The Soil Association argues that 10% of the government’s agricultural research and development budget should be spent on farmer-led research – up from the current 1%. “It is a disservice to farmers to ignore these opportunities and prioritise an unproven, risky technology instead,” says Louise Payton, policy officer at the Soil Association.

Waugh is supportive of natural solutions, but notes that gene editing could achieve outcomes that natural variation could not – for example, separating two genes that are very close together. However, Martin Lines, an arable farmer from Cambridgeshire and chair of the Nature-Friendly Farming Network, believes that, while there could be benefits to gene editing in some circumstances, the focus should be on working with nature.

“Breeding techniques have narrowed the gene pool,” he says. “We used to have over 100 varieties of carrot, but now we only see two or three – and the same is true of cereals and other crops.” This has created issues with diseases, because the parentage of the new variety still contains the old varieties, he explains. “We need to expand the gene pool we use, and it needs to be seen as a national asset, not a corporate asset,” he says.

Public agricultural research bodies such as the Plant Breeding Institute – which once provided 90% of wheat and 86% of cereal varieties grown in the UK – were privatised in the 1980s, narrowing research on all plants, Lines continues. “All that expertise, and those pools of genetics, are now held for private benefit, not for the nation.”

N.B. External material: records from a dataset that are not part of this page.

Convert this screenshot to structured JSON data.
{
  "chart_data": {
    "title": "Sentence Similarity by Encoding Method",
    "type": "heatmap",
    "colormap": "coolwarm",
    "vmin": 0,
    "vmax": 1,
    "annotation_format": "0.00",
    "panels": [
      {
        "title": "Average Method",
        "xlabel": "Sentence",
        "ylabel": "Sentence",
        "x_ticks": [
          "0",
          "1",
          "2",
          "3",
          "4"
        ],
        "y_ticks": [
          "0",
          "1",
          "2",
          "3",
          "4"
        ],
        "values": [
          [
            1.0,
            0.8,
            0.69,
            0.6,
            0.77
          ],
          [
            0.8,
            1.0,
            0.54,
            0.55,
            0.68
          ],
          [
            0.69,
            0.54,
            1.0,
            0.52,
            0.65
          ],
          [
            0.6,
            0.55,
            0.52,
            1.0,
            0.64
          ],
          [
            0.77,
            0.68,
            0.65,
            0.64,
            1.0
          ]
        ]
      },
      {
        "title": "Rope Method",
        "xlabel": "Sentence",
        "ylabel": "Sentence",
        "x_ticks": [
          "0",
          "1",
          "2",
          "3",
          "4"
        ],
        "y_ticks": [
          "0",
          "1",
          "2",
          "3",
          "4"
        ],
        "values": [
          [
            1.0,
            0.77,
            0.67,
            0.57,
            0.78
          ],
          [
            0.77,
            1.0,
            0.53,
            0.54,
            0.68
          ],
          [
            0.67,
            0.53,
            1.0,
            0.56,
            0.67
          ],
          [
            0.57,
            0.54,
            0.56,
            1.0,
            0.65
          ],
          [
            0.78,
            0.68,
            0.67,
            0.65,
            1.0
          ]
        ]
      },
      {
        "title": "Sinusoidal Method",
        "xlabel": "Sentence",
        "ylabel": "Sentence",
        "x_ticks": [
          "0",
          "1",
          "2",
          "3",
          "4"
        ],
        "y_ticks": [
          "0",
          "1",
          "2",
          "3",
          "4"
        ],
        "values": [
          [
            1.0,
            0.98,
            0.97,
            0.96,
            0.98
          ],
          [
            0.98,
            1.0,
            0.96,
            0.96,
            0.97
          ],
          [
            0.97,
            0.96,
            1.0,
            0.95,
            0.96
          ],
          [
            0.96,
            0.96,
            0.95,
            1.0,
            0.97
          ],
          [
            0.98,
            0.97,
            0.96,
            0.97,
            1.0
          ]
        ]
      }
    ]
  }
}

While the government does provide a small amount of support for natural solutions, the emphasis is always on science and technology. Lines believes that equal emphasis and funding is needed when it comes to the use of heritage varieties and improving gene pools, and that breeding should start again from the original heritage varieties, with the results monitored.

“Government and scientists are very keen to give us solutions through gene editing, but we don’t know what other problems a new crop will cause once it’s out in nature,” he adds.

Catherine Early is a freelance journalist.